I think I’ve been tracking the same bug for quite some time (I reported it with a reproducible test case about this time last year). However, the bug I saw wasn’t restricted to Kepler. I could reproduce it on Fermi as well. The bug was introduced by the 3xx-series kernel drivers. (I could reproduce the bug with CUDA 4.0, 3xx drivers, on Fermi.) I’ve noticed that the variable delays are not in recent kernel drivers. HOWEVER, this is because BlockingSync is ignored and the CPU thread spins. I’m glad to hear that a fix is eminent (CUDA 6.0?). It’s interesting that the bug would be fixed by a CUDA release—my experience suggests that the problem lies within the kernel driver. I had hoped that a fix might come in the form of a kernel driver, since these are released more frequently than CUDA.

caduc3us: If you’re using a Fermi GPU, try downgrading to a 27x or 29x kernel driver. You may have to reinstall CUDA.

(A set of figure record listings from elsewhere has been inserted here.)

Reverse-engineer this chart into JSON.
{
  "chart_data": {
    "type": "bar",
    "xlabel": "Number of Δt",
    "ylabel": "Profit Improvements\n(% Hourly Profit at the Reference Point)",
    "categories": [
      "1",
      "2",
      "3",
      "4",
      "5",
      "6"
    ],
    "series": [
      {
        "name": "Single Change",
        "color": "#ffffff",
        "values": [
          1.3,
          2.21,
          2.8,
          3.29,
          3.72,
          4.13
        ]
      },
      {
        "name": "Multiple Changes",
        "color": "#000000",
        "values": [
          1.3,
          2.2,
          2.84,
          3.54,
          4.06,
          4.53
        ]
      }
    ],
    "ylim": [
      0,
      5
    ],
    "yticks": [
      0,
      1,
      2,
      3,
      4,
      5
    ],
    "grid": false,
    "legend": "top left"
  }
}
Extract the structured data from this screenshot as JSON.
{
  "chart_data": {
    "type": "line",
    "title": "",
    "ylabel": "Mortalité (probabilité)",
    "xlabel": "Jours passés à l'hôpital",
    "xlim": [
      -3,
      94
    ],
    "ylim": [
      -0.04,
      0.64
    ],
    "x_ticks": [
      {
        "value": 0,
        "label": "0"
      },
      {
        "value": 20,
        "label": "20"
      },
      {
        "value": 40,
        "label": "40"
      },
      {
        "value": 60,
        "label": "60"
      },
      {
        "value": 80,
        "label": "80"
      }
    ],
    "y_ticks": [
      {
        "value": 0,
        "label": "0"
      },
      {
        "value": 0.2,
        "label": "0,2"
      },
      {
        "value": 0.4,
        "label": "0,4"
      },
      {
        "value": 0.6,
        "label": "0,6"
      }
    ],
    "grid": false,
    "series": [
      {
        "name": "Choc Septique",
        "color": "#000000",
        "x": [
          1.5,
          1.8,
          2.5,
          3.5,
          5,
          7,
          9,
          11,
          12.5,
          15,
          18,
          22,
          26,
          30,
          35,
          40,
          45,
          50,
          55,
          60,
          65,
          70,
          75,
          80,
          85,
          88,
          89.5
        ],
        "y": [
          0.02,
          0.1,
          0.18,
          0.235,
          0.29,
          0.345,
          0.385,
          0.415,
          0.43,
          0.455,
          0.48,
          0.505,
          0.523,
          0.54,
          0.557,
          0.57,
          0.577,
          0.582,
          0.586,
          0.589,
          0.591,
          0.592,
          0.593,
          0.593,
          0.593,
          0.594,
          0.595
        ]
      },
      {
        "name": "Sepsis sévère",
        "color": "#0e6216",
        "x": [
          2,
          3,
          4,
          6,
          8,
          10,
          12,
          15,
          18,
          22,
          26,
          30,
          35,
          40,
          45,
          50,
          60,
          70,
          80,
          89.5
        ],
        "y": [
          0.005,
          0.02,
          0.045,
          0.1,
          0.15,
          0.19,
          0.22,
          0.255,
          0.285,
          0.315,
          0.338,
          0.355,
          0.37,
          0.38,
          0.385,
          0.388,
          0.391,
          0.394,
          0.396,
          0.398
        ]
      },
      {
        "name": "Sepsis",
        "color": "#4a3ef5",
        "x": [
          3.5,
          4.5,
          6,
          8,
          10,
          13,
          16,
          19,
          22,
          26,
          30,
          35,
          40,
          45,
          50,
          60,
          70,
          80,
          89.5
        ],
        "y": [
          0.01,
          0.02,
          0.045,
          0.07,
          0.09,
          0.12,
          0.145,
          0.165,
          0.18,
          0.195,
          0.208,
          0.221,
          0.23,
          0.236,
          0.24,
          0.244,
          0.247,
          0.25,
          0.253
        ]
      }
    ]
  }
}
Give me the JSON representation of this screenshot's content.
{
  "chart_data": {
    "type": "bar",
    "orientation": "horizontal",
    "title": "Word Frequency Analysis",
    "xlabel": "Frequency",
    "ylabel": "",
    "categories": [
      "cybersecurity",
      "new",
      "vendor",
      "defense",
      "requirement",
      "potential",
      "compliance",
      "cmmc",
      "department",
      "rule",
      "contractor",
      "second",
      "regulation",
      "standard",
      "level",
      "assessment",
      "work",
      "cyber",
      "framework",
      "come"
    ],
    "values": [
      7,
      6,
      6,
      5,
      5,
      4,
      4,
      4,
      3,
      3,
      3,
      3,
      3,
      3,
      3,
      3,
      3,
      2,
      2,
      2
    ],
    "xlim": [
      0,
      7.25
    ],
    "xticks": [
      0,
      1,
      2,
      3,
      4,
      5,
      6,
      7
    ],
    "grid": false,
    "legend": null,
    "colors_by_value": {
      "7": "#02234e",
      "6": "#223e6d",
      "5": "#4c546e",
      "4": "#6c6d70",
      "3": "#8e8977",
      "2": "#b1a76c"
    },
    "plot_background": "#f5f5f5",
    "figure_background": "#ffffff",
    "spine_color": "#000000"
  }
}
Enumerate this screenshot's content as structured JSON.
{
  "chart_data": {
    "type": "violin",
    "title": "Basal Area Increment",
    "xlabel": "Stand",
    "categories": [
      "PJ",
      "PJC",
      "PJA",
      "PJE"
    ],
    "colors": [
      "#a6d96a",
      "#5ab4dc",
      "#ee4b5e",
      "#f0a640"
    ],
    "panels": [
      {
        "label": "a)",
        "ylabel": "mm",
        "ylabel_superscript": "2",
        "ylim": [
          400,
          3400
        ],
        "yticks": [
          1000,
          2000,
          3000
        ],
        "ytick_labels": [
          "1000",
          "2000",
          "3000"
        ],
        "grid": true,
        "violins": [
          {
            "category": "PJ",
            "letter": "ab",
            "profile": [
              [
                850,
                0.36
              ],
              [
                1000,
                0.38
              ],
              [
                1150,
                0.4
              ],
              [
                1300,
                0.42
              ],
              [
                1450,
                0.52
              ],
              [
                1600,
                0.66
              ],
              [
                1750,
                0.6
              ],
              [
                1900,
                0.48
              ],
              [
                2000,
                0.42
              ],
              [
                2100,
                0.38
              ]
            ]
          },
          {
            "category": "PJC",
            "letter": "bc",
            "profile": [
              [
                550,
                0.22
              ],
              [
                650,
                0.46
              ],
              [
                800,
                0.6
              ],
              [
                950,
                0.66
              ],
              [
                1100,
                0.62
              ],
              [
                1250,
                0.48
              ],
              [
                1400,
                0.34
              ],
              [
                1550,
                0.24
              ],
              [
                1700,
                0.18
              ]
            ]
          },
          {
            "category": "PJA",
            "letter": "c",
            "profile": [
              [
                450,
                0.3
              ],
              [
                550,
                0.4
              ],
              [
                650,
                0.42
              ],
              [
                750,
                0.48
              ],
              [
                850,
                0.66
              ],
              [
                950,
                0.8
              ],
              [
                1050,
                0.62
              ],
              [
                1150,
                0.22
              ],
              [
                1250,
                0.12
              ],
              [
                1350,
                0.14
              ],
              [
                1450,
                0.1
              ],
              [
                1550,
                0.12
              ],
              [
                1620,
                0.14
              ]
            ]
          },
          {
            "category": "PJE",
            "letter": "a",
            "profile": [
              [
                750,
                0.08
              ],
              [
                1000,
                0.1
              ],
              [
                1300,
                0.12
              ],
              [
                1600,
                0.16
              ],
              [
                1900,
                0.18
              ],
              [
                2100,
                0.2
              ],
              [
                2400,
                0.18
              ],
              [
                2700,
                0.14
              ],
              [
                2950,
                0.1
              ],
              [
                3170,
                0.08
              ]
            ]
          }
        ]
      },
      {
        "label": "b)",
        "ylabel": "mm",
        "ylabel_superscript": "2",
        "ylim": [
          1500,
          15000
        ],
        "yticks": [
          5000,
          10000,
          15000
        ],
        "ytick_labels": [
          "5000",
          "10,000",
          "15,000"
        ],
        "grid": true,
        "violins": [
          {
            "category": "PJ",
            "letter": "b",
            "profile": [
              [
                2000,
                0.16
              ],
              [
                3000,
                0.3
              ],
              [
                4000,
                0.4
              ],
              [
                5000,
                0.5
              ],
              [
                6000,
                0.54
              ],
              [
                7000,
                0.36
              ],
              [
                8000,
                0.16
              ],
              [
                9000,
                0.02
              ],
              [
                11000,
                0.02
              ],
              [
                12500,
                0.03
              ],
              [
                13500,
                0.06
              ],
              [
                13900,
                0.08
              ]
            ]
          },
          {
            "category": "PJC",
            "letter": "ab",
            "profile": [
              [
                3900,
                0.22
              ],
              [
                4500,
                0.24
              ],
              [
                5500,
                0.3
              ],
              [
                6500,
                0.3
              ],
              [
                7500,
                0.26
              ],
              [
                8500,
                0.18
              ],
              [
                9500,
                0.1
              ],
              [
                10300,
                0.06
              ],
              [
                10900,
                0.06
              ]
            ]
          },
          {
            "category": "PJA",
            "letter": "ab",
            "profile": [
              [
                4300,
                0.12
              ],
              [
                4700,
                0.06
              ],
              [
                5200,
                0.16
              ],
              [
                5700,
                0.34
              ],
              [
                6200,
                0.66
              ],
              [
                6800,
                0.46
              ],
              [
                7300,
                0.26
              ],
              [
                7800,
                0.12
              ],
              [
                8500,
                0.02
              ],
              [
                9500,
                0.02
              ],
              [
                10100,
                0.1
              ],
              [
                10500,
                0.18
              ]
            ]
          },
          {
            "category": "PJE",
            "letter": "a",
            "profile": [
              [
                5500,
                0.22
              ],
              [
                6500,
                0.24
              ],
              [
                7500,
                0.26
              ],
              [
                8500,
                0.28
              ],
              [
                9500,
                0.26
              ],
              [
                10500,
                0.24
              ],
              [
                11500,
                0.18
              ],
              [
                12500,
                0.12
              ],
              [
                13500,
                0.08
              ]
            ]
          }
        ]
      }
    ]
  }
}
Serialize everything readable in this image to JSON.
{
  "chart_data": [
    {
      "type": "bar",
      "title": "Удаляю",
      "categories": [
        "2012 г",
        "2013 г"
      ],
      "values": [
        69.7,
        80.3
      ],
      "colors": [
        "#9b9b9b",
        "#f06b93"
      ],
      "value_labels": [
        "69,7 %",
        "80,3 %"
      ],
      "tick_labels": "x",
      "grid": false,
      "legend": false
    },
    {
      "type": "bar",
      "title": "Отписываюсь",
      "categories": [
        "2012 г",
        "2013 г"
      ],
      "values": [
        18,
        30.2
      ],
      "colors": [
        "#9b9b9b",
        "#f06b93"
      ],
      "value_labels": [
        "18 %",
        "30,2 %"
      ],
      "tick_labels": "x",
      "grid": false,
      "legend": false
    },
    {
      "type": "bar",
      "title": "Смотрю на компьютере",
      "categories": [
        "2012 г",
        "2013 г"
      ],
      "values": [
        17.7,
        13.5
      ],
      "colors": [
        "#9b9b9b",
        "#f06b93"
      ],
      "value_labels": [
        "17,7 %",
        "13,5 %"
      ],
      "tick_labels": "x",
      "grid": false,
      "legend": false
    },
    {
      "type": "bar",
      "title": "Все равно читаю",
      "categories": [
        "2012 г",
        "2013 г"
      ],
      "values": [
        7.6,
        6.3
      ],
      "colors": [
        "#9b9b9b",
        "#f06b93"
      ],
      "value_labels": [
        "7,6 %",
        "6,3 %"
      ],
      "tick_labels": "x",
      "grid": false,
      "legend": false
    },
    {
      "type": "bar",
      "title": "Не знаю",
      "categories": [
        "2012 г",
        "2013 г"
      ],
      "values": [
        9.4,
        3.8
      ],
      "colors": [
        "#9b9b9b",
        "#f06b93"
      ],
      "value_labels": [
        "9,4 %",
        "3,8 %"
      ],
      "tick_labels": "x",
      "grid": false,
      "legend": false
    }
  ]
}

Here is the test case that I had submitted:

#include <cuda.h>
#include <cassert>
#include <cstdio>
#include <time.h>
#include <unistd.h>

#define NITER 8

__global__ void SimpleKernel(double *x, double y)
{
    double arg = y;
    for (int k = 0; k < 10000; ++k)
    {
        arg = sin(arg);
    }
    *x = arg;
}

double ElapsedTimeMs(struct timespec initTime)
{
    struct timespec t;
    assert(clock_gettime(CLOCK_REALTIME, &t) == 0);
    double diff_ms = (1000.0 * t.tv_sec + 1.0e-6 * t.tv_nsec) -
        (1000.0 * initTime.tv_sec + 1.0e-6 * initTime.tv_nsec);
    return diff_ms;
}

int main(int argc, char **argv)
{
    double *dev_x, *x;
    cudaStream_t stream;

    assert(cudaSetDeviceFlags(cudaDeviceScheduleBlockingSync) == cudaSuccess);

    struct timespec initTime;
    assert(clock_gettime(CLOCK_REALTIME, &initTime) == 0);

    assert(cudaStreamCreate(&stream) == cudaSuccess);
    assert(cudaMalloc((void **) &dev_x, NITER*sizeof(double)) == cudaSuccess);
    assert(cudaMemset(dev_x, 0, sizeof(double)*NITER) == cudaSuccess);
    assert(cudaDeviceSynchronize() == cudaSuccess);

    x = new double[NITER];
    memset(x, 0, sizeof(double)*NITER);

    printf("Synchronizing between the kernel and async memcpy:\n");
    for (int k = 0; k < NITER; ++k)
    {
        double start = ElapsedTimeMs(initTime);
        SimpleKernel<<<1,1,0,stream>>>(dev_x+k,42);
        assert(cudaStreamSynchronize(stream) == cudaSuccess);
        assert(cudaMemcpyAsync(
            x+k, dev_x+k, sizeof(double), cudaMemcpyDeviceToHost, stream) == cudaSuccess);
        assert(cudaStreamSynchronize(stream) == cudaSuccess);
        double elapsed = ElapsedTimeMs(initTime)-start;
        printf("Iteration %d time: %.2f ms\n", k, elapsed);
    }
    printf("\nNot synchronizing between the kernel and async memcpy:\n");
    for (int k = 0; k < NITER; ++k)
    {
        double start = ElapsedTimeMs(initTime);
        SimpleKernel<<<1,1,0,stream>>>(dev_x+k,42);
        assert(cudaMemcpyAsync(
            x+k, dev_x+k, sizeof(double), cudaMemcpyDeviceToHost, stream) == cudaSuccess);
        assert(cudaStreamSynchronize(stream) == cudaSuccess);
        double elapsed = ElapsedTimeMs(initTime)-start;
        printf("Iteration %d time: %.2f ms\n", k, elapsed);
    }

    delete [] x;
}

I got consistent run-times on an M2090 (under 5 ms), but on the K20c it would bounce between 6 ms and 100 ms for the non-synchronizing case (and be stable between 6 and 7 ms for the synchronizing case). That was with CUDA 5.0 and driver 310.44. It will reportedly be fixed in the next CUDA release, but I don’t have any additional details on the issue/fix.